Valérie Minetto : La pulsion scopique, c’est ma passion. Dans le film, c’est moi qui cadre. Je passe mon temps à fabriquer des images que ce soit dans le cinéma, la peinture, les collages ou la photographie. C’est l’activité principale qui me fait tenir debout, sinon j’aurais envie de crever. De fait, quand on fait un film sur des textes aussi beaux et inspirants que ceux d’Annie Le Brun, il faut faire attention de ne pas tomber dans le piège de l’illustration, ce qui est très difficile. Ainsi, cette question de comment créer une image qui donne à penser m’a hantée pendant trois ans et demi. J’étais tout le temps en train de filmer, regardant le monde avec les textes d’Annie en tête. C’est un voyage intérieur de regarder le monde, ce n’est pas se déplacer à l’autre bout de la planète, c’est regarder d’abord ce qu’on a autour de soi. On ne voit pas tous la même chose.

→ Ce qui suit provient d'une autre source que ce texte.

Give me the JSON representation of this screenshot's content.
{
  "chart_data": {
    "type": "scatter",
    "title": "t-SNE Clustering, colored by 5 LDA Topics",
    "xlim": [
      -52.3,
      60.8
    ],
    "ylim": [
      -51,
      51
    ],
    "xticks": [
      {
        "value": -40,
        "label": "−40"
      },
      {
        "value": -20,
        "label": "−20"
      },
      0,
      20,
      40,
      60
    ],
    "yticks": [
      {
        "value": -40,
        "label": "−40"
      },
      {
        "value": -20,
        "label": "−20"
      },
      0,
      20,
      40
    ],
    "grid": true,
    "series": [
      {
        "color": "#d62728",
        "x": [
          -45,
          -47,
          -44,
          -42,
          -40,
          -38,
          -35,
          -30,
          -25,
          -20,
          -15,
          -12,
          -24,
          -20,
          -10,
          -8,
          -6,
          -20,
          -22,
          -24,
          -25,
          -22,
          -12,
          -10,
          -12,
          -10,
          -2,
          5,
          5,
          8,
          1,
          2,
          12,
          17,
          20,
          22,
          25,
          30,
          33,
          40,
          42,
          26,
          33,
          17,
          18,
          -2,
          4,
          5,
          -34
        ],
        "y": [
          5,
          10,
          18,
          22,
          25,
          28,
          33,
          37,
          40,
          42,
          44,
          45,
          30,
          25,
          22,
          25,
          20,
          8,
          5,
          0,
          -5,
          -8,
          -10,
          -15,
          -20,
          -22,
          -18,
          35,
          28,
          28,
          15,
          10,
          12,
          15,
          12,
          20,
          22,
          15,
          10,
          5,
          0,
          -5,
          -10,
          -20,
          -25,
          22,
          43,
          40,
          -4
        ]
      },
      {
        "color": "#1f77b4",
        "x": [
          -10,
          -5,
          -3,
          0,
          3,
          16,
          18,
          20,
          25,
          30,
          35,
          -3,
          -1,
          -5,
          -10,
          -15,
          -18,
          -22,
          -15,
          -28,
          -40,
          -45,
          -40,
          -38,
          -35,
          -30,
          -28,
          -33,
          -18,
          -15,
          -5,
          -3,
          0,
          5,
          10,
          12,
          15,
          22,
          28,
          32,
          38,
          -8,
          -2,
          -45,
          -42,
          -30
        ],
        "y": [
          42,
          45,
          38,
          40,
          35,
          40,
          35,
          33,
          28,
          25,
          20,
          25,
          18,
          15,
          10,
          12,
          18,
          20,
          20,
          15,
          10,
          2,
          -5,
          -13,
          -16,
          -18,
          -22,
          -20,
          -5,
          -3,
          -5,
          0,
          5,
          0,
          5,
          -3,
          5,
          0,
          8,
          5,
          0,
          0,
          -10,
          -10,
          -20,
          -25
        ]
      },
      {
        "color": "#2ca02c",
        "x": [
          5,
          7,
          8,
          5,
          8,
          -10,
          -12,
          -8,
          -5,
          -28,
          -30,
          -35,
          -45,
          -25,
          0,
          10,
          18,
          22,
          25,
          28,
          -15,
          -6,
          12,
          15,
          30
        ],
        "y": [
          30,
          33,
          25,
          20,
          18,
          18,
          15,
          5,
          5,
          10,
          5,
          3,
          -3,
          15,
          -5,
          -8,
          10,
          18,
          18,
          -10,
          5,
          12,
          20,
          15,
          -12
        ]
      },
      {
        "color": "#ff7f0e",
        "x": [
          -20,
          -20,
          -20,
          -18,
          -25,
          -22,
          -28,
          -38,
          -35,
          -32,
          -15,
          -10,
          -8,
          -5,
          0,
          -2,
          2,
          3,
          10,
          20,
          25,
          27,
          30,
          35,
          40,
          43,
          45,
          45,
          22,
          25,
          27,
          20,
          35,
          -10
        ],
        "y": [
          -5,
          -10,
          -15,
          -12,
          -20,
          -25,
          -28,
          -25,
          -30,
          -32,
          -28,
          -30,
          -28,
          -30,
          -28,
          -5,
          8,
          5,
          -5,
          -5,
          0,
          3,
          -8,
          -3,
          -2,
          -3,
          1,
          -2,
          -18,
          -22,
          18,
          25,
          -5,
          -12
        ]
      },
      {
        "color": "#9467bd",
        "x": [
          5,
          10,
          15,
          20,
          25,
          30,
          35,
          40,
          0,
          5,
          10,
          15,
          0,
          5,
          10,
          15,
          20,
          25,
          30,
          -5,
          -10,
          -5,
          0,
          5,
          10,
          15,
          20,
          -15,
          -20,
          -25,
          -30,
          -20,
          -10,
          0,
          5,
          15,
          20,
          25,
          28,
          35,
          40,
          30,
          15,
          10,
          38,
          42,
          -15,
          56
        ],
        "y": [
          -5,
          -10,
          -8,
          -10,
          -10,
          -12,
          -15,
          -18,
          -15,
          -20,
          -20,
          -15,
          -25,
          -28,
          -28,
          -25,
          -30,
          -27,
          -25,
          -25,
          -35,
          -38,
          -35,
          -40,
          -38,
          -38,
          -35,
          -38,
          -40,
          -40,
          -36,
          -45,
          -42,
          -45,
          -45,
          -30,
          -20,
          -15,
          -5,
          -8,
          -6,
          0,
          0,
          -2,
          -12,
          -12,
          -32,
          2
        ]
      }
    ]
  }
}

Je ne voyais pas la même chose dans mon quotidien qu’en compagnie d’Annie Le Brun à Paris, Saint-Malo ou Zagreb.
Votre façon de filmer la beauté des paysages du quotidien – les tâches sur les murs, les brins d’herbe sur les trottoirs, la pluie sur la foule – fait écho avec ce que disait Arthur Cravan : « Les abrutis ne voient le beau que dans les belles choses. »
Valérie Minetto : L’écrivain allemand Heinrich Böll disait également« partout où régnait la beauté, le monde était aride et vide ». Il s’agit de regarder ce qu’on a sous les yeux. C’est le propos d’Annie Le Brun : avec un peu d’imaginaire, on peut voir différemment. Il y a une phrase surréaliste qui dit : « Que ceux qui ne voient pas pensent à ceux qui voient. » Il y a beaucoup de gens qui ne voient pas. Mon idée était que les spectateurs, en sortant du film, voient enfin ce qu’ils regardent, la sensualité de ce qui nous entoure.
Selon le critique Ado Kyrou, « le cinéma est d’essence surréaliste ». Passionnellement attachée au surréalisme – notamment à André Breton – Annie Le Brun parle pourtant rarement de cinéma dans ses œuvres. En avez-vous appris davantage sur son rapport au 7e art en travaillant avec elle ?
Cécile Vargaftig : Pas vraiment, même si elle aime les comédies des années 1940. Elle très sensible à la peinture et aux images fixes. Il me semble que la dimension abstraite et anti-narrative du cinéma surréaliste la séduit moins. C’est aussi une femme du XVIIIe et du XIXe siècle qui est très attachée à la narration.
Valérie Minetto : Son rapport au cinéma en général je ne le connais pas, mais par rapport au film qu’on a fait ensemble, j’étais très heureuse de sa façon de réagir pendant la projection – mes yeux étaient fixés sur elle – lorsqu’elle frémissait durant certains passages poétiques. C’était vraiment passionnant et passionnel de faire ce film. Il y a eu des moments très compliqués et très intenses durant le montage et j’étais comblée qu’elle trouve que mes images éclairaient ses textes. Un journaliste m’a, un jour, taillé un costume en parlant d’“habillage” alors que tous les plans sont signifiants. Rien n’est filmé au hasard.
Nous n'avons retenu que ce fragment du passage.